Children from seven Washington primary schools were joined in a huge community gathering for an outdoor service during which the bishop, the Right Reverend Mark Bryant, blessed the schools’ mining banners.
The event was held outside the bus station in Concord, so that Bishop Mark could also bless the new mining statue, which now proudly stands there.
Created by renowned sculptor Carl Payne, the statue was erected earlier this year to symbolise the Washington coal mining community.
Pits at Springwell, Usworth, Washington, Washington Glebe, Harraton, Fatfield, North Biddick, Chaytor’s Haugh, Butney, as well as other shafts and workings, formed a vast underground web.
Every school is Washington is close to an old pit shaft and each of the seven primaries have made their own mining banners.
Wessington, Usworth Colliery, Albany, St Bede’s, Springwell, John F Kennedy and Usworth Grange all worked closely with Washington Miners and Community Heritage Group, which organised the blessing ceremony.
Les Simpson, chairman of the Heritage Group, said: “The event was very much about the children. You take a piece of coal into school and they do not know what it is.
“The event was about making sure that we do not forget the area’s mining heritage.”
Bishop Mark said: “I think this is a wonderful project and I was very grateful indeed to be invited along to be part of it.

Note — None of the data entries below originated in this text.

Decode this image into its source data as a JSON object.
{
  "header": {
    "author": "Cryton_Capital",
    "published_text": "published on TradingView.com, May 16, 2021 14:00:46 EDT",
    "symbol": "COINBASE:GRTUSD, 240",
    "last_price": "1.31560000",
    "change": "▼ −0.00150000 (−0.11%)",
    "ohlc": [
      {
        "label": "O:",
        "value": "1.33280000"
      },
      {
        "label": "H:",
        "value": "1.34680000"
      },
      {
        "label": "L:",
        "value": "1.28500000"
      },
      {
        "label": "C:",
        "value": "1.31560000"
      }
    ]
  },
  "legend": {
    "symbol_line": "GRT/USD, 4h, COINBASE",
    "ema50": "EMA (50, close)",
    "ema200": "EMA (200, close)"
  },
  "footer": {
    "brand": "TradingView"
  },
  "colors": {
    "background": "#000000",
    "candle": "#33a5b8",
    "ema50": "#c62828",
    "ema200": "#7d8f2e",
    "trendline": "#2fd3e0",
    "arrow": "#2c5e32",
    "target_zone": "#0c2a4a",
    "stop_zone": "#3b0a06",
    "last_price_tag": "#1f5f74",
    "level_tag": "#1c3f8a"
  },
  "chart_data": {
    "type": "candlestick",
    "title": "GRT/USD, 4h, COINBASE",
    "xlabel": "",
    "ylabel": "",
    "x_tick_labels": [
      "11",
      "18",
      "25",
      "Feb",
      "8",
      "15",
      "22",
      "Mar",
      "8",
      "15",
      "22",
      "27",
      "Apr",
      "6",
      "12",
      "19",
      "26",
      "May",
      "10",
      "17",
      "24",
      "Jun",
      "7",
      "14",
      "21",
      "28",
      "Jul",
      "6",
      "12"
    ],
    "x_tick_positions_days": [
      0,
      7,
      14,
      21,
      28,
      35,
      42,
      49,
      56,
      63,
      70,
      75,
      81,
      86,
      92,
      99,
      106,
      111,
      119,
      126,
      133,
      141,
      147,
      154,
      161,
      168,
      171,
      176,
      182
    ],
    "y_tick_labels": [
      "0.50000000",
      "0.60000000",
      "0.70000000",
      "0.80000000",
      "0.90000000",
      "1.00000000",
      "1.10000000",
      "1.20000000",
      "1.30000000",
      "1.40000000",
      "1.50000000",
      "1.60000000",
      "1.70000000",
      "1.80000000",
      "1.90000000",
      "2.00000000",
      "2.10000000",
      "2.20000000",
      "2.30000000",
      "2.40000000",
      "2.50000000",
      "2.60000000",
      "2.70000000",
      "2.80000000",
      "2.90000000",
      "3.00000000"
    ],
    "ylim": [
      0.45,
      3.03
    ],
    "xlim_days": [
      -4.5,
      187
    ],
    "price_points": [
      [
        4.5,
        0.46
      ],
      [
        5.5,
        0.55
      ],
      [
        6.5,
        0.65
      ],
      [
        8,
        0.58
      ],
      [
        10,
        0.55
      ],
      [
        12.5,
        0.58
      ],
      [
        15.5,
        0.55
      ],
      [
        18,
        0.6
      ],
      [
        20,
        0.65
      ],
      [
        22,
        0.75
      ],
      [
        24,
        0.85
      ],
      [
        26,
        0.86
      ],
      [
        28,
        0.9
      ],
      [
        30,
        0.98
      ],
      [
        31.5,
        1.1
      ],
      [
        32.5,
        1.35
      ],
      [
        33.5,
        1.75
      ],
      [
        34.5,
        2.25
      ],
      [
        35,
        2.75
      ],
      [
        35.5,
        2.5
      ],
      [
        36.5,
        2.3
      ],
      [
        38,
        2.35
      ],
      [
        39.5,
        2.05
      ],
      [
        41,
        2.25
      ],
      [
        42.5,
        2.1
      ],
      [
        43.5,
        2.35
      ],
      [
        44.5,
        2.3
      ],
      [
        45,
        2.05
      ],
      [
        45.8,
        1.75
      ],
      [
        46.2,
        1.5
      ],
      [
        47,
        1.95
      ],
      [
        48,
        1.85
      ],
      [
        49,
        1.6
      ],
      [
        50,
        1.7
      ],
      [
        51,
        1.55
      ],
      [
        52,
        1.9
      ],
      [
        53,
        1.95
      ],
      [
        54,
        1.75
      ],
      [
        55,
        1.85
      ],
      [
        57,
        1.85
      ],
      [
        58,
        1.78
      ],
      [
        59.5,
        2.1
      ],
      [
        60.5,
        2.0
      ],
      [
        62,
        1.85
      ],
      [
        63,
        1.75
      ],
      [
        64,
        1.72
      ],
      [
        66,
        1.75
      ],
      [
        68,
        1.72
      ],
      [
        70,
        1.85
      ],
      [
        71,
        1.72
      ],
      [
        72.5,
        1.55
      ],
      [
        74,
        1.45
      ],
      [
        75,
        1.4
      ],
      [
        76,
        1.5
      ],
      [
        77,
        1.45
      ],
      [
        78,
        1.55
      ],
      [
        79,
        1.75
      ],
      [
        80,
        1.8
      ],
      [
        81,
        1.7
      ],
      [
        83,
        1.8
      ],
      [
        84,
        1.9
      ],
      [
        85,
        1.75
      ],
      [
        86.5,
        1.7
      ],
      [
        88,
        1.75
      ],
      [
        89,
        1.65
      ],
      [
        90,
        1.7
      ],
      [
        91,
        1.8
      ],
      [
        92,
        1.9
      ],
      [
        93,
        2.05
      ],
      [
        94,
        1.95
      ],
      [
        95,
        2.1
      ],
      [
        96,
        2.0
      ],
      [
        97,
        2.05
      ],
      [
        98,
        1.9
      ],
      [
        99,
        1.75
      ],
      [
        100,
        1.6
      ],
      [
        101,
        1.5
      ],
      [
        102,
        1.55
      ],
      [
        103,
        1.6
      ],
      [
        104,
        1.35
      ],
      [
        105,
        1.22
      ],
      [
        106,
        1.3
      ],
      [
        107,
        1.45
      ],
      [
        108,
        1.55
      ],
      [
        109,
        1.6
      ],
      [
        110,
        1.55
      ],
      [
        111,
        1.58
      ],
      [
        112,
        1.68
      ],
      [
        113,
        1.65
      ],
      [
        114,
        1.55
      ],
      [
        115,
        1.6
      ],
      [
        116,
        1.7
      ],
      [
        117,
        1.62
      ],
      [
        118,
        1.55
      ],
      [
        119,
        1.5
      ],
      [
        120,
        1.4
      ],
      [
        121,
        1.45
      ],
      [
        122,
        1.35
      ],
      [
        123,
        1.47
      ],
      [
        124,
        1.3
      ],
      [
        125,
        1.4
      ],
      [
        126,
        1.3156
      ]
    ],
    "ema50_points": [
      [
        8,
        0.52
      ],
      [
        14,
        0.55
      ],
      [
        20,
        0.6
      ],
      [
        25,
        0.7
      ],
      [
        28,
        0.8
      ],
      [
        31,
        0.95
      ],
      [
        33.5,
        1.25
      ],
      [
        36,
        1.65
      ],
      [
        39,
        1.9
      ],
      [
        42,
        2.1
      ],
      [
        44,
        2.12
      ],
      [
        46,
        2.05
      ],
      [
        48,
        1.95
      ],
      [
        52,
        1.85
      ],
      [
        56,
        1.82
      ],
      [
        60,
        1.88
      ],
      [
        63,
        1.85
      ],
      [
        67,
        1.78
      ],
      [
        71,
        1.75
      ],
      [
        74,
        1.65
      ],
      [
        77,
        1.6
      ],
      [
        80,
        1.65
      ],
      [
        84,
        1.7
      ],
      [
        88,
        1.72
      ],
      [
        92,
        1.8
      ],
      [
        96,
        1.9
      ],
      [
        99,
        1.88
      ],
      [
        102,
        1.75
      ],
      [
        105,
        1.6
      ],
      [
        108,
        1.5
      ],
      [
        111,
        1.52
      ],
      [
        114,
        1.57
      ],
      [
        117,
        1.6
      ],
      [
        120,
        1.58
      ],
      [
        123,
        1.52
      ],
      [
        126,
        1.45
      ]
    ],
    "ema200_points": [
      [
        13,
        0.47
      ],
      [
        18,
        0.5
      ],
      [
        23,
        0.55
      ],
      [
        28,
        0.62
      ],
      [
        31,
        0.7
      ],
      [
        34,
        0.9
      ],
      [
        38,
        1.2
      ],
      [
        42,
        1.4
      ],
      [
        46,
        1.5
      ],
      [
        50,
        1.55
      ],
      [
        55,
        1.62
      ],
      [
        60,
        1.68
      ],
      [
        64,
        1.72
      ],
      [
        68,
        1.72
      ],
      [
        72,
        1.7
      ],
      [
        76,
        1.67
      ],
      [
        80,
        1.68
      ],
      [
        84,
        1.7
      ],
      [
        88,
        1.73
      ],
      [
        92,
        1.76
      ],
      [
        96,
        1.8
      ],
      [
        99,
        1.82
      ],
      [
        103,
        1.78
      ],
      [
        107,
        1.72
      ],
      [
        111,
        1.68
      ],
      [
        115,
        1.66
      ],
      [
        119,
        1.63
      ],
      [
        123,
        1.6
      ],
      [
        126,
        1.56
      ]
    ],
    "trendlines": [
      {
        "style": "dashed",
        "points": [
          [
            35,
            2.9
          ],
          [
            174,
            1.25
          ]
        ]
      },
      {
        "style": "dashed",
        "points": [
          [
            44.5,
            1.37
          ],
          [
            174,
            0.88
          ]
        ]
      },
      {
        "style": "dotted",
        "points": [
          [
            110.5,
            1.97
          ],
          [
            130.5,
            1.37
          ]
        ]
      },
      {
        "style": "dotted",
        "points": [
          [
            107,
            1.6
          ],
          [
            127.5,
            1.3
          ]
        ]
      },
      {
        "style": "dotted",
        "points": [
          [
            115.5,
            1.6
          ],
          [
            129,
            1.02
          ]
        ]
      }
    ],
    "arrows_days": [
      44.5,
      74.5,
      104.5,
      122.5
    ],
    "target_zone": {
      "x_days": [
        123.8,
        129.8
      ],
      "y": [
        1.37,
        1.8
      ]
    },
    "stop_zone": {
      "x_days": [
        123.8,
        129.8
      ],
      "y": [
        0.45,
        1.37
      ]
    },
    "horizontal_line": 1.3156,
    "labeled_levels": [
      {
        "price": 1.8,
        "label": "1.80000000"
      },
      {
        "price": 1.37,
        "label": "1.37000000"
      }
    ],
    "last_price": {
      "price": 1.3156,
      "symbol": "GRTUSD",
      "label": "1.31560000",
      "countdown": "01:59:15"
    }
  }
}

“I was a student in the North East about 40 years ago and one of the things that was very, very strange coming back five years ago was there were no pits.
“You could travel around and there was nothing to show that thousands of people had worked underground.
“I think it is wonderful what you have here – this statue reminds people about something that was so important to the area.
“If you look at the commissions the artist has done, they tend to be footballers and celebrities.
“What is important about this sculpture is that it depicts an ordinary mining family.”
Judith Monaghan, community cohesion teacher at JFK primary, said: “The children have been fascinated during their research to learn about the pit shafts that are under the area’s schools.
“The work we have done on the readings and for the banner has been about raising their awareness of the area’s mining heritage.”